Reserve Life

Just outside Walgett is Gindie reserve. In the dry heat of Thursday afternoon we were able to speak with local Elders and find someone to take us there. Anne Dennis, a Councillor of the New South Wales Aboriginal Lands Council, crammed four students into the back of her car and crossed the bridge of the Barwon River towards the reserve.

Gindie was once an Aboriginal Mission in which the local peoples of Walgett were confined under the supervision of a white manager. In order to leave the mission and enter the town an Indigenous person had to seek permission and justify their need.

Today twelve homes stand on the reserve, which is owned by the Land Council, collectively housing one-hundred and fifty people. The entrance to the reserve is marked by a sudden end to the smooth road from Walgett. Because the Council owns the land, Walgett Shire Council is unable to maintain the roads beyond the boundary. They have gone without resurfacing for more than twenty years.
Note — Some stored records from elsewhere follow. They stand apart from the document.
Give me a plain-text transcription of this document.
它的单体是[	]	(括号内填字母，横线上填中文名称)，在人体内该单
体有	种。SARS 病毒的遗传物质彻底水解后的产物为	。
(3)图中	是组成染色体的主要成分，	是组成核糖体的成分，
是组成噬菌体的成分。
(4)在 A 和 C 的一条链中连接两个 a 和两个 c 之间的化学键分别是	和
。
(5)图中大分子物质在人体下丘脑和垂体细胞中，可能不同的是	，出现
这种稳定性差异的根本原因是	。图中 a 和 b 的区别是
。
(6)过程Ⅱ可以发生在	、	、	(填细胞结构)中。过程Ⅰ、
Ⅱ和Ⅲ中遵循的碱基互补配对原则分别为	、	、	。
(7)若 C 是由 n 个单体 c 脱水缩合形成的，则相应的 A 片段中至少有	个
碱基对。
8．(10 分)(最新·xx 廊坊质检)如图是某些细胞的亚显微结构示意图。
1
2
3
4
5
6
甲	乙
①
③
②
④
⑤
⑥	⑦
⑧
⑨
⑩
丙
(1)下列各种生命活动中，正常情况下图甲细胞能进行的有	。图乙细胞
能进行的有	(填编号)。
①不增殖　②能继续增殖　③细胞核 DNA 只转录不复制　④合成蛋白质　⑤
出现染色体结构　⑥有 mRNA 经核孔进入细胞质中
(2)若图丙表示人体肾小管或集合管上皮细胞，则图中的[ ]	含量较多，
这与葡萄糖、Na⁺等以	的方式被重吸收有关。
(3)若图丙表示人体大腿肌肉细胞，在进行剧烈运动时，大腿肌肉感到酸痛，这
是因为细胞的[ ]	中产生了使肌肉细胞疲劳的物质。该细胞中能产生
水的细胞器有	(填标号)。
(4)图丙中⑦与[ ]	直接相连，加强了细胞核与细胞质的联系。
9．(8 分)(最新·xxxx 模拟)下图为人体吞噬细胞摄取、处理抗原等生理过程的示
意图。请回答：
Last year, after visiting the reserve and hearing that the school bus often became bogged in the rain, NSW Education Minister Adrian Piccoli intervened, and the final section of the road connecting houses on the mission was resurfaced.

Once there, Anne introduced us to Uncle Clem and Buddy. The two Gindie residents explained that legislation prevents land councils from taking on debt for any reason. Walgett Land Council manages sixty-seven houses in the area but earns little to no income. No money is available for even the most basic maintenance of the run down and patched residential buildings. The community owns a shed, which is home to several computers—the only internet connection in Gindie—and a mural by local school children depicting the history of the area.

Anne wants to bring TAFE courses in construction to the reserve and stresses the need for local jobs to end welfare dependence in the community. She tells us of one house where a family of thirty is forced to share three rooms. At the other end of the reserve, four single elderly men live in a rundown house surrounded by the shells of burnt out cars. While we talk, Anne comments on ephemeral funding, the bureaucratic complexity of grant applications, and the inattention of government at all levels that perpetuates their situation. In recent months the Walgett Shire council denied the Gamilaroi people access to one of their sacred sites, a weir in the Barwon River. No explanation for this decision was given.